People have been saying Venezuela is on the verge of collapse for years, but its been a slow burn.
Now, the nation that economist Steven Hanke has called “the most miserable country in the world” for two years running is really starting to show signs that it is running out of cash.
How do we know? The state oil company PDVSA is getting really slow to pay the oil companies with which it’s doing business. We spotted this telling nugget in a note from HSBC, after analysts met with representatives from companies like Royal Dutch Shell.

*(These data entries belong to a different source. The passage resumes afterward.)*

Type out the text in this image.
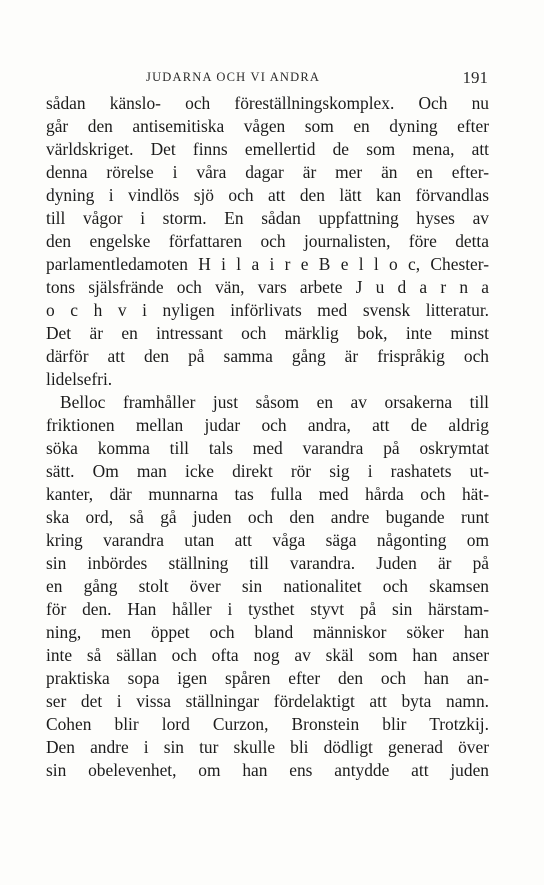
JUDARNA OCH VI ANDRA	191
sådan känslo- och föreställningskomplex. Och nu
går den antisemitiska vågen som en dyning efter
världskriget. Det finns emellertid de som mena, att
denna rörelse i våra dagar är mer än en efter-
dyning i vindlös sjö och att den lätt kan förvandlas
till vågor i storm. En sådan uppfattning hyses av
den engelske författaren och journalisten, före detta
parlamentledamoten H i l a i r e B e l l o c, Chester-
tons själsfrände och vän, vars arbete J u d a r n a
o c h v i nyligen införlivats med svensk litteratur.
Det är en intressant och märklig bok, inte minst
därför att den på samma gång är frispråkig och
lidelsefri.
Belloc framhåller just såsom en av orsakerna till
friktionen mellan judar och andra, att de aldrig
söka komma till tals med varandra på oskrymtat
sätt. Om man icke direkt rör sig i rashatets ut-
kanter, där munnarna tas fulla med hårda och hät-
ska ord, så gå juden och den andre bugande runt
kring varandra utan att våga säga någonting om
sin inbördes ställning till varandra. Juden är på
en gång stolt över sin nationalitet och skamsen
för den. Han håller i tysthet styvt på sin härstam-
ning, men öppet och bland människor söker han
inte så sällan och ofta nog av skäl som han anser
praktiska sopa igen spåren efter den och han an-
ser det i vissa ställningar fördelaktigt att byta namn.
Cohen blir lord Curzon, Bronstein blir Trotzkij.
Den andre i sin tur skulle bli dödligt generad över
sin obelevenhet, om han ens antydde att juden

Here’s the bit you need to read:
Venezuela running out of cash: Several BP tankers carrying c.2mmbbls are stuck outside Venezuelan crude import terminals unable to discharge, because PDVSA hasn’t paid for the oil. The Venezuelan economy is under intense strain due to the collapse in oil receipts, coupled with chronic power shortages due to a severe drought. Risks to oil production are rising as a result: Schlumberger and Halliburton have both curtailed activity in the country in recent weeks due to lack of payment. European majors involved in Venezuela include ENI and Repsol: both are involved in the Perla gas offshore field, as well as heavy oil production. Both majors have said they expect some payment “delays,” and have outstanding receivables of around USD100m reach.
Record lows in the price of Venezuela’s main export, oil, have made a dire situation even worse. Hanke called Venezuela “miserable” mostly because of its 289% inflation rate that has made it impossible to find everyday goods like toilet paper and food staples like rice and beans. Food riots rock the country almost daily, Reuters reports.
This video of a child demanding food from President Nicolas Maduro has gone viral.
In it she says, “President Maduro, I am tired of this situation. I don’t have water, I don’t have food, I don’t have medicine, and the last thing is I don’t have shampoo.”
Rolling blackouts due to an energy shortage aren’t helping matters, either. They’re just making it easier for criminals in an already violent, desperate country, to operate under the cover of darkness.
And also, tragically, this has also become a public-health disaster.
Part of this is all because the government would rather stay current with outside creditors and avoid the first default in Venezuela’s history, rather than ask creditors and the IMF for help. That help will likely come with conditions.
Now, based on this inability to pay companies associated with the only export keeping its economy afloat, it seems the government is running out of options.
Venezuela has around $9.5 billion in debt payments to make by the end of the year. The latest payment it managed to squeeze out was in February, and when we talked to analysts at that point, they sounded surprised the country could even do that.
“Unless the Chinese pull something out of the bag or PDVSA exercises a voluntary bond swap, it’s happening,” said Brian Dean, a partner at ACG Analytics.
“There’s going to be a default in my view unless there’s some kind of political disruption. … They can sell assets but I don’t know what they have left,” he added.
The next big debt payment is for PDVSA in October. By then, who knows how badly the situation will have deteriorated — default or no default.